Maxine Sun, PhD, of Boston-based Harvard Medical School, and colleagues compared age-adjusted incidence rates of early-stage colorectal cancer patient in the nine months pre-and post- ACA implementation, accounting for a six-month adaptation period.
Researchers computed incidence rate ratios and associated 95 percent confidence intervals. They then deduced whether relative differences in incidence rate ratios varied in a significant manner.
Here's what they found:
1. Early-stage colorectal cancer cases increased from pre-ACA implementation period to the post-implementation period, rising from 13.5 cases to 15.3 cases per every 100,000 person-years.

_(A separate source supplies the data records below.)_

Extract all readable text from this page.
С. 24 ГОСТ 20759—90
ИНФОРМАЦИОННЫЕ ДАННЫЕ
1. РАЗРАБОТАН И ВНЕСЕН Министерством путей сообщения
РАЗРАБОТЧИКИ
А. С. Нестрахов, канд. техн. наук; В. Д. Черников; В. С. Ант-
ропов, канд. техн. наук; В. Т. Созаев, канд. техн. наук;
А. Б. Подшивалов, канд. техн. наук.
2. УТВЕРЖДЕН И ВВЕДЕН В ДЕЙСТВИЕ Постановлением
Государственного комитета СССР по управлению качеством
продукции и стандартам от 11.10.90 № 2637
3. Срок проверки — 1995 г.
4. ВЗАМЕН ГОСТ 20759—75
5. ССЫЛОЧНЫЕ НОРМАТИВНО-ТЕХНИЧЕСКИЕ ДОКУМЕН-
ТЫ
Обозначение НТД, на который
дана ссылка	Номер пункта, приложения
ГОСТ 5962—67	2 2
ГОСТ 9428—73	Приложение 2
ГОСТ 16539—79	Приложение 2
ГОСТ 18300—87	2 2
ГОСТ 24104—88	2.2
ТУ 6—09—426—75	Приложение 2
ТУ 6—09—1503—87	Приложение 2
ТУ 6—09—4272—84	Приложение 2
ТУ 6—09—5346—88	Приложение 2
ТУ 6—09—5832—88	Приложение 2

2. The pre-to post-implementation incidence rate ratio was 1.13.
3. Researchers observed a significantly greater change in early-stage colon cancer incidence, than locally advanced metastatic stage cancer.
Researchers concluded incidence rate increased after the ACA was signed into law, saying the results were consistent with "a small but positive impact of the ACA on use of recommended cancer screening, which may vary by cancer site."
Researchers added, "Recent proposals for repealing the ACA would increase the uninsured population by tens of millions. This could easily erase these modest gains."